Did climate change have anything to do with this, or any of the past few week’s snow and ice storms? That’s certainly been suggested. As usual, it may be impossible to tell for sure. What climate scientists can tell us us is that current carbon levels make weather like this all but inevitable, though far less predictable, and that extreme weather already on the increase.

This science, unfortunately, seems to be receding from public debate. The rhetoric of climate denial is taking hold with an increasingly bold, self-assured and vitriolic tone, as well as quickly descending into crazed discussions of “warmist” conspiracies. Their most recent targets are the Prof. Chris Turney and his research crew, recently rescued when their ship became trapped in arctic ice during a research mission. Pundits like Terrance Corcoran have capitalized on their misfortune, asking (rhetorically) if Prof. Turney is “a guinea pig trapped in the folly of global warming science, his ship still mired in ice that should not be there?”. This is a low blow. Being stranded in the least hospitable environment on earth is nothing to joke about, and proves absolutely nothing about global trends in temperature or ice coverage.

As for this year’s “rebound” in Arctic ice volumes, another favorite topic of deniers at the moment, it’s still one of the lowest volumes on record. The much-touted “50% increase” comes after decades in decline and the single worst year on record – meaning that even small variations now show up as double-digit percentages (when these measurements began it would have been more like 15%). Watch any stock market for a few days and you’ll see the same kind of saw-tooth graph patterns – attempt to make money on those markets and you’ll soon learn how little a single uptick can mean. For those who put more faith in markets than science, I have only one question: how much of your own money would you bet on the “recovery” of an increasingly volatile stock, against the advice of every credible expert, following three decades of 4% annual losses?

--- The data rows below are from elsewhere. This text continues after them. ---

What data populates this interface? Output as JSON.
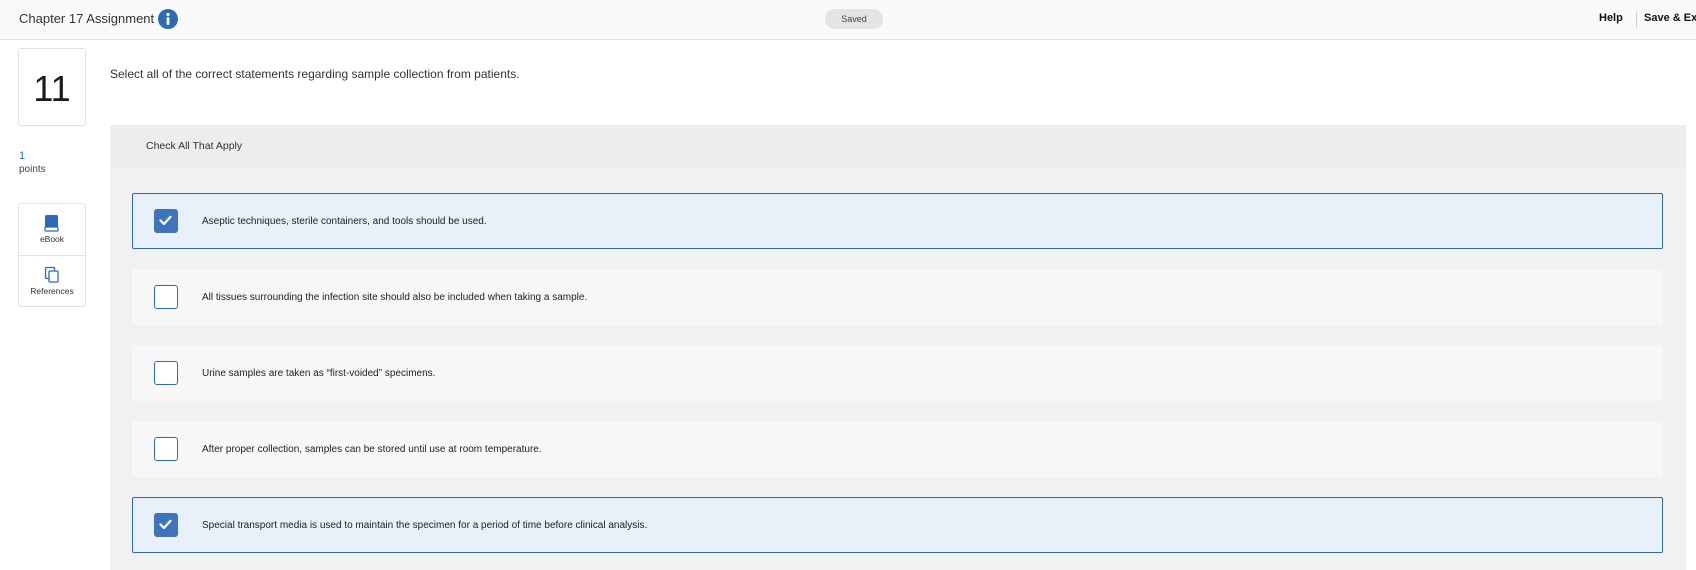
{
  "header": {
    "title": "Chapter 17 Assignment",
    "status": "Saved",
    "help_label": "Help",
    "save_exit_label": "Save & Ex"
  },
  "question": {
    "number": "11",
    "points_value": "1",
    "points_label": "points",
    "prompt": "Select all of the correct statements regarding sample collection from patients.",
    "instruction": "Check All That Apply"
  },
  "tools": {
    "ebook_label": "eBook",
    "references_label": "References"
  },
  "options": [
    {
      "text": "Aseptic techniques, sterile containers, and tools should be used.",
      "checked": true
    },
    {
      "text": "All tissues surrounding the infection site should also be included when taking a sample.",
      "checked": false
    },
    {
      "text": "Urine samples are taken as “first-voided” specimens.",
      "checked": false
    },
    {
      "text": "After proper collection, samples can be stored until use at room temperature.",
      "checked": false
    },
    {
      "text": "Special transport media is used to maintain the specimen for a period of time before clinical analysis.",
      "checked": true
    }
  ],
  "colors": {
    "accent": "#2f6ab4",
    "checked_bg": "#e8f0fa",
    "panel_bg": "#f1f1f1"
  }
}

The above are examples of relying on cherry-picked data to come to big, sweeping conclusions, and it’s one of many reasons I just can’t take deniers’ arguments seriously. Declaring global warming “over” every time cold weather hits the news doesn’t fill me with confidence either. If record shattering droughts and the flooding of New York and New Orleans don’t prove anything, then I hardly see how a year of ice growth at the North Pole or a ship becoming icebound in Antarctic waters count for much. Climate science may not be perfect and there’s still plenty it doesn’t understand, but there is no longer any credible debate about whether or not climate change is happening, nor has there been for many years now.

It seems every few months we’re facing another kind of unprecedented, weather-related disaster, from heat-waves to hurricanes to ice storms, each with their own region-wrecking potential. Climate change isn’t going away, and from all indications, things will get a lot worse before they get better. Recent projections from ExxonMobil, mirroring those made over the past few years by BP and the IEA show us on track for around four degrees of warming by 2050 if “unconventional” petrochemical sources like fracking and tar-sands extraction continue at their present rates of growth. The general consensus right now suggests that much warming would provoke catastrophe on a global scale, a view backed even by the IMF and World Bank. Undaunted, governments and corporations are hard at work ensuring the expansion of drilling, pipelines and refining in the name of economic growth. As you dig out from this latest blast of crazy weather, ask yourself: is that something you really want to be a part of?